Overview

This trial is active, not recruiting.

Condition type 1 diabetes
Treatments acipimox, placebo
Phase phase 3
Sponsor University of Colorado, Denver
Start date June 2011
End date January 2017
Trial size 40 participants
Trial identifier NCT01816165, 11-0649, 6181

Summary

Insulin resistance (IR) is an important contributor to increased cardiovascular disease risk in type 1 diabetes (T1D). Non-esterified fatty acid elevation is a significant contributor to IR in T1D and may be a target of intervention. The hypothesis of the study is that isolated fatty acid lowering with acipimox will improve insulin action and blood vessel function and have the benefit of reducing mitochondrial oxidant generation and improving mitochondrial function in T1D. Targeting IR through fatty acid lowering is a novel approach to T1D treatment that may significantly improve current management of TID and of cardiovascular disease (CVD) risk in this high risk population.

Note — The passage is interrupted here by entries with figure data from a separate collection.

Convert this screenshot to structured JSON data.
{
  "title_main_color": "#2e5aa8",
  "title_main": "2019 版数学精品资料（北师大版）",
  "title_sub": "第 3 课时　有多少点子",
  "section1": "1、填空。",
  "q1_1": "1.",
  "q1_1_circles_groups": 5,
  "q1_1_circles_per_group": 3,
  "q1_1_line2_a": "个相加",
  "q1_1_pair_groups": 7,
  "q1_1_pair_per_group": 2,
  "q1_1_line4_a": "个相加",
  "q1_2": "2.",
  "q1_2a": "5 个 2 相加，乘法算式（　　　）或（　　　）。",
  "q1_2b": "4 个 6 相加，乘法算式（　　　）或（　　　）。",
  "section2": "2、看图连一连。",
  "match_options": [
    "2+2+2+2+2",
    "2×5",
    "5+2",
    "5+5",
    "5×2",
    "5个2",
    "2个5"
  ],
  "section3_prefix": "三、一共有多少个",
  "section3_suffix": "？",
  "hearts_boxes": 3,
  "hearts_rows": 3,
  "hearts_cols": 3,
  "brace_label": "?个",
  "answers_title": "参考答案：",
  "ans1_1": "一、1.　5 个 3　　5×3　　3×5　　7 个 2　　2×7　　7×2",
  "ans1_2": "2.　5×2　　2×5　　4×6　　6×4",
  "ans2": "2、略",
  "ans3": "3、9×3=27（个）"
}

United States No locations recruiting
Other Countries No locations recruiting

Study Design

Allocation randomized
Intervention model crossover assignment
Masking double blind (subject, investigator)
Primary purpose treatment
Arm
(Experimental)
Drug: acipimox
acipimox Olbetam
Subjects will take acipimox/placebo 250mg (randomized and double-blinded) by mouth four times a day for a total of seven days plus one dose the morning of the final study visit day
(Placebo Comparator)
Drug: Placebo
placebo
Subjects will take acipimox/placebo 250mg (randomized and double-blinded) by mouth four times a day for a total of seven days plus one dose the morning of the final study visit day

Primary Outcomes

Measure
Insulin sensitivity: M-value from hyperinsulinemic euglycemia clamp study
time frame: day 8 of each of the 2 random order intervention phases; max 16 weeks post enrollment
24 hour fatty acid levels (area under the curve)
time frame: day 6 to 7 of each of the 2 random order intervention phases; max 16 weeks post enrollment
Percent flow-mediated brachial artery dilation
time frame: day 7 of each of the 2 random order intervention phases; max 16 weeks post enrollment
State 3 mitochondrial oxygen consumption
time frame: muscle biopsy on day 7 of each weeklong intervention period; max 16 weeks post enrollment

Secondary Outcomes

Measure
Oxidative stress and inflammatory markers
time frame: day 7 of each of the 2 random order intervention phases; max 16 weeks post enrollment
Other mitochondrial measures
time frame: day 7 of each of the 2 random order intervention phases; max 16 weeks post enrollment
Heart rate variability
time frame: day 7 of each of the 2 random order intervention phases; max 16 weeks post enrollment
Arterial stiffness (PWV and AI)
time frame: day 7 of each of the 2 random order intervention phases; max 16 weeks post enrollment
Metabolic markers
time frame: day 6 to 7 of each of the 2 random order intervention phases; max 16 weeks post enrollment

Eligibility Criteria

Male or female participants from 25 years up to 59 years old.

Inclusion Criteria: 1. Men and women, with and without type 1 diabetes between 25-59 years of age, 2. HbA1c 6.0-9.5 (T1D only), 3. Subjects who are willing to commit to: - 14 days of prescribed diet, - two 44 hour inpatient stays, and - two muscle biopsies. Exclusion Criteria: 1. Any comorbid condition associated with inflammation, insulin resistance, or dyslipidemia, 2. Tobacco use, 3. Pregnancy, 4. Steroid use, 5. Scheduled physical activity >3 days a week, 6. Angina or any other cardiovascular or pulmonary disease, 7. History of chronic obstructive pulmonary disease or asthma, 8. Systolic blood pressure >190 at rest or >250 with exercise, or 9. Diastolic pressure >95 at rest, or >105 with exercise, 10. Proteinuria (urine protein >200 mg/dl), or 11. Creatinine > 2 mg/dl, suggestive of severe renal disease, 12. Severe Proliferative retinopathy, 13. Niacin treatment, 14. History of peptic ulcers, 15. History of hereditary angioedema, and 16. C1 esterase deficiency.

Additional Information

Official title Role of Lipotoxicity in Insulin Resistance, Vascular, and Mitochondrial Dysfunction in Type 1 Diabetes
Principal investigator Irene Schauer, MD, PhD
Trial information was received from ClinicalTrials.gov and was last updated in October 2016.
Information provided to ClinicalTrials.gov by University of Colorado, Denver.